Прошла ночь, к полудню вернулись из погони рязанцы, рассказали — как выбрались татары в степь, вмиг разлетелись в стороны, только и успели отбить у них два десятка полонянников да конский хвост на шесте — знамя темника. Ждан бегал от ратного к ратному, смотрел в суровые лица, до глаз заросшие бородищами.
— Дяденька, а матки у татар не отняли?
Рязанцы отворачивали бороды, было стыдно, что дали татарам угнать в орду полонянников. Московские ратные их корили: «Эх вы, горе вои. Кому-кому, а вам татарские обычаи сызмальства ведомы. На рубеже сидите, а поганых с полоном мимо носу пропустили».

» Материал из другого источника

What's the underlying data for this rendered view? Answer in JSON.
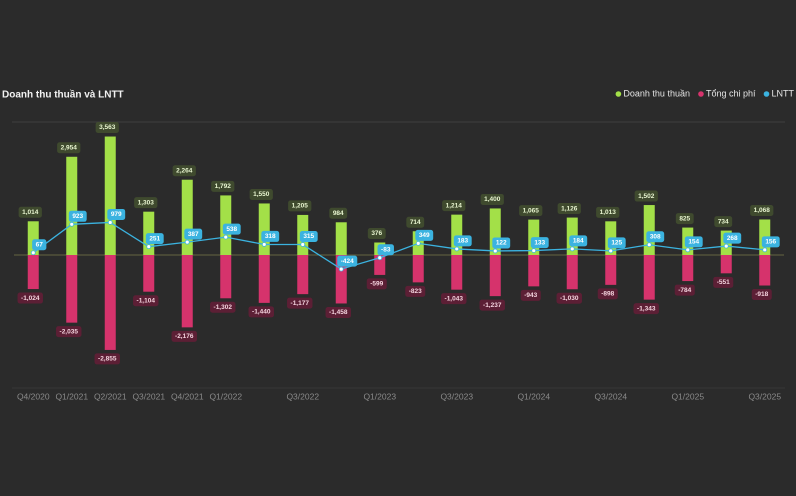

Один из рязанцев, огнебородый, с глазом, повязанным тряпицей (глаз вышибла татарская стрела), притянул к себе Ждана, сунул зачерствелый пирог, жалостливо помотал войлочным колпаком.
— Сиротина ты малая!
Ратные, постоявши у Оки два дня, стали разъезжаться. Разбрелись и полонянники. Ждана прихватил с собой Оксен гончар. У Оксена в кровь были обиты ноги, оттого и не ушел он с полонянниками раньше. Был Оксен веселый и скорый на слово человек и напоминал Ждану нравом и обличием отца. Подмигнув Ждану, Оксен сказал:
— Тишком да ладком до Можая доберемся, а в Можае у меня родной братец. Поганые двор и гончарню спалили, да русский человек отрослив, что гриб под дождем. Сколько ни палят татары Русь, а выпалить не могут. Избу и гончарню новую поставлю, а тебя, Жданка, к гончарному делу приспособлю.
Оксен и Ждан медленно брели лесными дорогами. Оксен часто останавливался дать отдых израненным ногам. То и дело попадались на пути вздувшиеся конские трупы, объеденные зверьем мертвецы, кинутые телеги или остовы кибиток — следы татарского набега. Случалось — только присядут путники отдохнуть, потянет ветерок, пахнет трупным смрадом, воротит с души. Еще не растащило зверье конских и человеческих трупов, а на земле, истоптанной татарскими конями и засеянной пеплом, уже возились пахари, тюкали топорами, ставили на месте сожженных деревень и сел новые дворы.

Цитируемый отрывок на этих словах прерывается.